The American-organized coalition invaded in 2003 because of Saddam Hussein’s alleged connections to terrorism and the potential threat posed by Iraq’s supposed possession of weapons of mass destruction. It turned out that Iraq did not have WMDs; Hussein’s links to al-Qaida and other terrorist groups were equally illusory.

The invasion was also supposed to transform a country benighted by decades of dictatorship into a Western-style free-market democracy that would be a model for other Middle East nations. Instead it opened Pandora’s Box and promoted Iran’s metastasizing regional hegemony.

The abrupt fall of Baghdad was accompanied by massive civil disorder, including the looting of public and government buildings, as the country slipped into anarchy. There was no plan for what to do after the victory and little recognition given to religious, ethnic, and political complexities among the Shiites, Sunnis and Kurds. Dissolving the army put several hundred thousand armed Iraqis on the street with no jobs and firing government employees, mostly Sunnis linked to the Hussein regime, transformed the country into a breeding ground for the very terrorism the invasion was supposed to combat.

By the fall of 2003 these blunders and the lack of enough American troops to establish security for the Iraqi people contributed to the growth of insurgency.

America allowed the old order to topple without a viable alternative in place – a reckless act with no precedent in modern statecraft. Now we are faced with the monumental challenge of picking up the pieces.

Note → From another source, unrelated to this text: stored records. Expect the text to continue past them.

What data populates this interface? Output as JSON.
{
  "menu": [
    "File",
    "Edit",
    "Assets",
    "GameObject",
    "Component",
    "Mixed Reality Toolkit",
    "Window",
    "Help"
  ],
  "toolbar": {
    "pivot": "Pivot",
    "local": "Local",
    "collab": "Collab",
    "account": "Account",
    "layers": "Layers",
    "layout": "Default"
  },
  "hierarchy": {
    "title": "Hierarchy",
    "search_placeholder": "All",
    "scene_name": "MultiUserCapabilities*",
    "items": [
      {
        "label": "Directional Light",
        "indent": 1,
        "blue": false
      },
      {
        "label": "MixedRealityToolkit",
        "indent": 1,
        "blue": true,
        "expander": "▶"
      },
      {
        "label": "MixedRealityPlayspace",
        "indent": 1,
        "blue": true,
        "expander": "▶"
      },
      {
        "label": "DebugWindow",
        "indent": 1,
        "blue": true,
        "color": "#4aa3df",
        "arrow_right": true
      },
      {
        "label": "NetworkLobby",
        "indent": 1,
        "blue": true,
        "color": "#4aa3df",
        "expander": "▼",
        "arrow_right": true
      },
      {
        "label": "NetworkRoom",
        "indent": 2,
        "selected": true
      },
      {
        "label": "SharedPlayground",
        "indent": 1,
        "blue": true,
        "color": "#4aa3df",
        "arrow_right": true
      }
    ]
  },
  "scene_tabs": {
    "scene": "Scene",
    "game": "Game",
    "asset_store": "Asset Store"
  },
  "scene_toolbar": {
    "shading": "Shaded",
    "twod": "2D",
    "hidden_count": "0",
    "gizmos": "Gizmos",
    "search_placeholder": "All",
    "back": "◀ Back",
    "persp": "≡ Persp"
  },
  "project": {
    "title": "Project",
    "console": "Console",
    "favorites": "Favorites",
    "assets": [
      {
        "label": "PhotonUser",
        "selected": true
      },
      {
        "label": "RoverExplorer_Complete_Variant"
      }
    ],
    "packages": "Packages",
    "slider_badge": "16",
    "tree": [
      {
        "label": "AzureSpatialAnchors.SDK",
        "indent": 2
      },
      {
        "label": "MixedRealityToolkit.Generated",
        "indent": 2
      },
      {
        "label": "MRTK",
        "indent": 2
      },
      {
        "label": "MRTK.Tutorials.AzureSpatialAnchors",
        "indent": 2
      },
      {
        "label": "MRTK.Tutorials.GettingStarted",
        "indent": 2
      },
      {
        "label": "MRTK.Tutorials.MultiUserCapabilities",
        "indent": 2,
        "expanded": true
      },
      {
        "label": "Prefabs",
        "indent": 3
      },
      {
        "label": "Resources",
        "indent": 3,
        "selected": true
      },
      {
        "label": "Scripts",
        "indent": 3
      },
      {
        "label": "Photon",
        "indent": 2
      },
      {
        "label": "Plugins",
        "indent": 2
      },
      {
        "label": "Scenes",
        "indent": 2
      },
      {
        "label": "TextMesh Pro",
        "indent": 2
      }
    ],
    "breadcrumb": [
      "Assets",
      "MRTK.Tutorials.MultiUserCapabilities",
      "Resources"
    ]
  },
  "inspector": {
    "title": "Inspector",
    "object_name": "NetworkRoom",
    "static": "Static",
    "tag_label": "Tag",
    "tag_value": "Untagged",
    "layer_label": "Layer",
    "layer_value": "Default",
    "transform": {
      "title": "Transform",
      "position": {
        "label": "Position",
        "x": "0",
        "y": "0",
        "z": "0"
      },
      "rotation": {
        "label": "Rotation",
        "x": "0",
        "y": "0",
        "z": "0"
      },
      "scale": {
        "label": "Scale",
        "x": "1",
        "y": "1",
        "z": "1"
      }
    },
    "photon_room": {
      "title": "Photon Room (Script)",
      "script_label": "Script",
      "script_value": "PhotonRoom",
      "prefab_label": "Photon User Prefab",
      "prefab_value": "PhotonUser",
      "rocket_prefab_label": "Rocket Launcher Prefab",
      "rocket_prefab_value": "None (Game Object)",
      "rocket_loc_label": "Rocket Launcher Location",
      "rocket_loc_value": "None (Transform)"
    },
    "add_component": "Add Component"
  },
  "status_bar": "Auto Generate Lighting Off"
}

Today you need a scorecard to keep track of what is happening in the Middle East. For example, the Kurds have been a strong American partner. But Turkey, an equivocal NATO ally, claims that the Syrian Kurds are a terrorist group and have been bombing America’s most reliable ally in Syria and Iraq while ISIS brokers black market oil in Turkey to fund itself.

Sadly, the effects of these blunders aren’t limited to the Middle East. Here in the United States, Americans now live in fear of their physical safety.